On the other hand, the judiciary has been slow in delivering judgments in cases with a larger social and political impact. Why did it take the SC nine years after the Allahabad HC judgment in the Ram Janmabhoomi case to deliver a final verdict? Why is it fighting shy of speeding up important constitutional cases, including the CAA, the nullification of Article 370, Sabarimala, et al?
Equally questionable is the judiciary’s tendency to overreach in matters that should be in the executive’s domain. Some years back, the apex court, while dealing with hearings related to pollution in Delhi, actually directed the levy of a tax on SUVs entering the capital. Taxation is definitely not the judiciary’s domain. More recently, it has decided to sit in judgment on the vaccine pricing policy, the method of allotment of oxygen cylinders etc. It is one thing to mark yourself out as the champion of people’s rights and then inadvertently proceed to damage the other institutions that are equally important to a well-functioning democracy. Independence is not something reserved exclusively for the judiciary.

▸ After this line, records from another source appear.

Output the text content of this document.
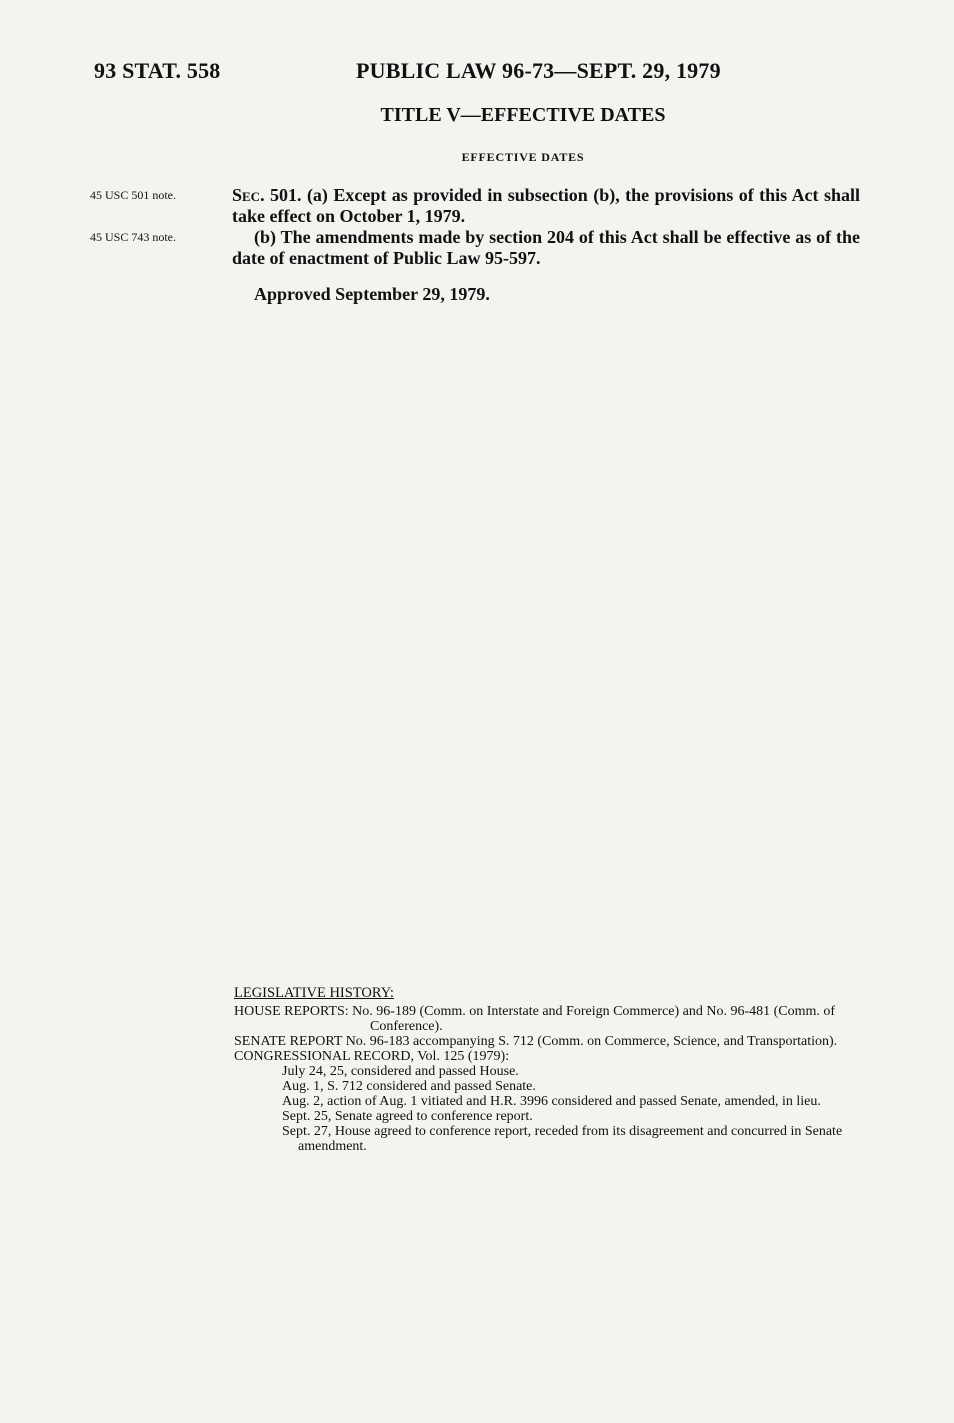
93 STAT. 558	PUBLIC LAW 96-73—SEPT. 29, 1979
TITLE V—EFFECTIVE DATES
EFFECTIVE DATES
45 USC 501 note.
45 USC 743 note.
Sec. 501. (a) Except as provided in subsection (b), the provisions of this Act shall take effect on October 1, 1979.
(b) The amendments made by section 204 of this Act shall be effective as of the date of enactment of Public Law 95-597.
Approved September 29, 1979.
LEGISLATIVE HISTORY:
HOUSE REPORTS: No. 96-189 (Comm. on Interstate and Foreign Commerce) and No. 96-481 (Comm. of Conference).
SENATE REPORT No. 96-183 accompanying S. 712 (Comm. on Commerce, Science, and Transportation).
CONGRESSIONAL RECORD, Vol. 125 (1979):
July 24, 25, considered and passed House.
Aug. 1, S. 712 considered and passed Senate.
Aug. 2, action of Aug. 1 vitiated and H.R. 3996 considered and passed Senate, amended, in lieu.
Sept. 25, Senate agreed to conference report.
Sept. 27, House agreed to conference report, receded from its disagreement and concurred in Senate amendment.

None of this takes anything away from the sentiments and ideas expressed by CJI Ramana. They stand as sound principles on which to build a robust and vibrant democracy. But as Roman nobleman Cassius tells Brutus in Shakespeare’s Julius Caesar, “The fault, dear Brutus, is not in our stars, but in ourselves, that we are underlings.”
CJI Ramana and his successors will have ample chances to prove that they mean what they say.
Views expressed above are the author’s own.